All indications are that the Democrats will underperform in the House this November. (They only have a majority of two right now - oh, how Chuck Schumer is jealous.) Assume the Democrats lose the House, but hold on to a thin Senate majority. What is or should be their plan for the next two years of divided government?
Presumably President Biden has already done everything at his discretion to advance his policy priorities. Will the Democrats stoop to the Republicans’ level - drop virtually everything from their platform and compromise on judicial and executive appointments? Will Biden & Cabinet start throwing everything they have - legally dubious or not - at the wall, hoping something sticks? Or has everything with a chance already been thrown? Will we be looking at a repeat of the Trump years, in terms of effective governance?

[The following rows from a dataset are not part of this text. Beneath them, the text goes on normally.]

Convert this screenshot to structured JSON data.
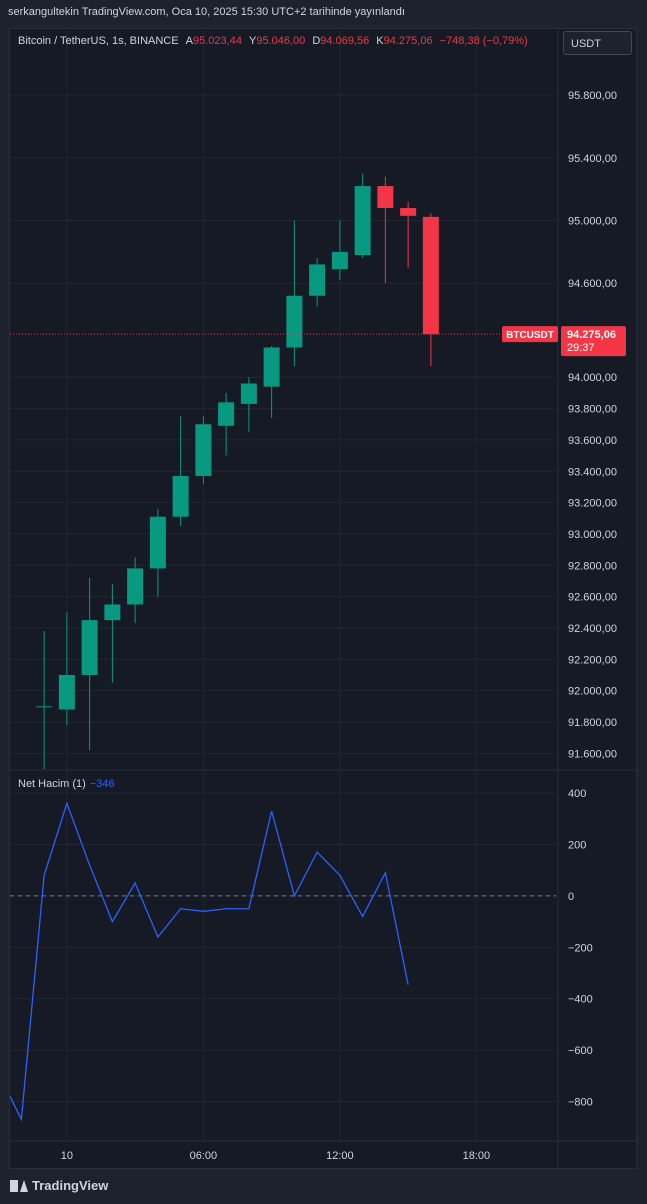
{
  "header": {
    "publish_line": "serkangultekin TradingView.com, Oca 10, 2025 15:30 UTC+2 tarihinde yayınlandı"
  },
  "legend": {
    "symbol": "Bitcoin / TetherUS, 1s, BINANCE",
    "open_label": "A",
    "open": "95.023,44",
    "high_label": "Y",
    "high": "95.046,00",
    "low_label": "D",
    "low": "94.069,56",
    "close_label": "K",
    "close": "94.275,06",
    "change": "−748,38 (−0,79%)"
  },
  "currency_button": "USDT",
  "price_tag": {
    "symbol": "BTCUSDT",
    "price": "94.275,06",
    "countdown": "29:37"
  },
  "indicator": {
    "name": "Net Hacim (1)",
    "value": "−346"
  },
  "footer": {
    "brand": "TradingView"
  },
  "colors": {
    "up": "#089981",
    "down": "#f23645",
    "line": "#2962ff",
    "bg": "#161a25",
    "grid": "#232632"
  },
  "chart_data": [
    {
      "type": "candlestick",
      "title": "Bitcoin / TetherUS, 1s, BINANCE",
      "grid": true,
      "ylim": [
        91500,
        96050
      ],
      "y_ticks": [
        91600,
        91800,
        92000,
        92200,
        92400,
        92600,
        92800,
        93000,
        93200,
        93400,
        93600,
        93800,
        94000,
        94600,
        95000,
        95400,
        95800
      ],
      "y_tick_labels": [
        "91.600,00",
        "91.800,00",
        "92.000,00",
        "92.200,00",
        "92.400,00",
        "92.600,00",
        "92.800,00",
        "93.000,00",
        "93.200,00",
        "93.400,00",
        "93.600,00",
        "93.800,00",
        "94.000,00",
        "94.600,00",
        "95.000,00",
        "95.400,00",
        "95.800,00"
      ],
      "x_ticks": [
        1,
        7,
        13,
        19
      ],
      "x_tick_labels": [
        "10",
        "06:00",
        "12:00",
        "18:00"
      ],
      "xlim": [
        -1.5,
        22.5
      ],
      "last_price": 94275.06,
      "candles": [
        {
          "o": 91900,
          "h": 92380,
          "l": 91500,
          "c": 91900
        },
        {
          "o": 91880,
          "h": 92500,
          "l": 91780,
          "c": 92100
        },
        {
          "o": 92100,
          "h": 92720,
          "l": 91620,
          "c": 92450
        },
        {
          "o": 92450,
          "h": 92680,
          "l": 92050,
          "c": 92550
        },
        {
          "o": 92550,
          "h": 92850,
          "l": 92430,
          "c": 92780
        },
        {
          "o": 92780,
          "h": 93160,
          "l": 92600,
          "c": 93110
        },
        {
          "o": 93110,
          "h": 93750,
          "l": 93050,
          "c": 93370
        },
        {
          "o": 93370,
          "h": 93750,
          "l": 93320,
          "c": 93700
        },
        {
          "o": 93690,
          "h": 93900,
          "l": 93500,
          "c": 93840
        },
        {
          "o": 93830,
          "h": 94000,
          "l": 93650,
          "c": 93960
        },
        {
          "o": 93940,
          "h": 94200,
          "l": 93740,
          "c": 94190
        },
        {
          "o": 94190,
          "h": 95000,
          "l": 94070,
          "c": 94520
        },
        {
          "o": 94520,
          "h": 94760,
          "l": 94450,
          "c": 94720
        },
        {
          "o": 94690,
          "h": 95000,
          "l": 94620,
          "c": 94800
        },
        {
          "o": 94780,
          "h": 95300,
          "l": 94760,
          "c": 95220
        },
        {
          "o": 95220,
          "h": 95280,
          "l": 94600,
          "c": 95080
        },
        {
          "o": 95080,
          "h": 95120,
          "l": 94700,
          "c": 95030
        },
        {
          "o": 95023.44,
          "h": 95046.0,
          "l": 94069.56,
          "c": 94275.06
        }
      ]
    },
    {
      "type": "line",
      "series": [
        {
          "name": "Net Hacim (1)",
          "values": [
            -780,
            -870,
            80,
            360,
            120,
            -100,
            50,
            -160,
            -50,
            -60,
            -50,
            -50,
            330,
            0,
            170,
            80,
            -80,
            90,
            -346
          ]
        }
      ],
      "x": [
        -1.5,
        -1,
        0,
        1,
        2,
        3,
        4,
        5,
        6,
        7,
        8,
        9,
        10,
        11,
        12,
        13,
        14,
        15,
        16
      ],
      "ylim": [
        -950,
        490
      ],
      "y_ticks": [
        400,
        200,
        0,
        -200,
        -400,
        -600,
        -800
      ],
      "y_tick_labels": [
        "400",
        "200",
        "0",
        "−200",
        "−400",
        "−600",
        "−800"
      ],
      "zero_line": true
    }
  ]
}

How can the Democrats survive two years of gridlock? Or will they simply consign themselves to another defeat in 2024? I mean, most of the rank and file that survive the midterms will be ultimately “safe”. Maybe there will be no plan, as in so many years prior, only whining and inaction. Maybe there can be no plan.

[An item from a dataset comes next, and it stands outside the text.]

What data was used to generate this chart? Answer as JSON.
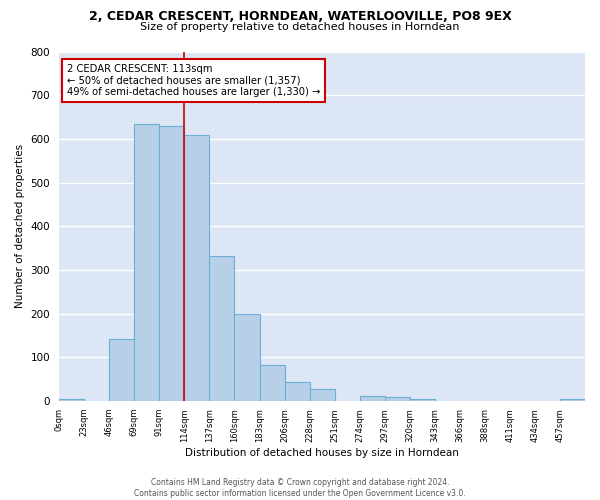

I’m not sure what you mean by this – if Democrats continue to hold a majority in the Senate, they don’t need to compromise on appointments.
Reagan, Clinton and Obama all went on to be comfortably reelected two years after suffering massive defeats in their first midterm. I assume the Democrat’s plan will be to paint the Republican House as a den of reckless, wild-eyed nutjobs who cannot be trusted with governance. I don’t imagine it will be too difficult.
You ever think about how dystopian it is that our elected officials have to continually beg us for money, and barring that, get big donations from corporations and plutocrats? What a profoundly broken system this is that money plays such a large role in who gets elected (and of course, the amount of money that gets quietly pocketed in the process).
Anyway, the plan will be to beg for money because that’s the only hope of winning in 2024.
I was thinking Republicans might ask the President to appoint a more conservative person as a concession when negotiating something entirely unrelated. Maybe that’s too far.
All three of these presidents lost control of Congress in their first term and never got it back. That has to put a damper on any political agenda. Clinton and Obama were succeeded by Republican presidents too. Reagan never had the House to begin with, and his party kept the presidency, but pre-Gingrich Republicans belong to a different era.
Clinton had massively more money than Trump. Currently the Democrats don’t have a fund-raising deficit compared to Republicans.
OP: all you need to do is to look at the Obama administration after he lost the Democratic majority. Basically, it will be a status quo administration. Biden will try to do things by changing regulations (particularly in the climate area). I expect many of these will be overturned by the Supreme Court.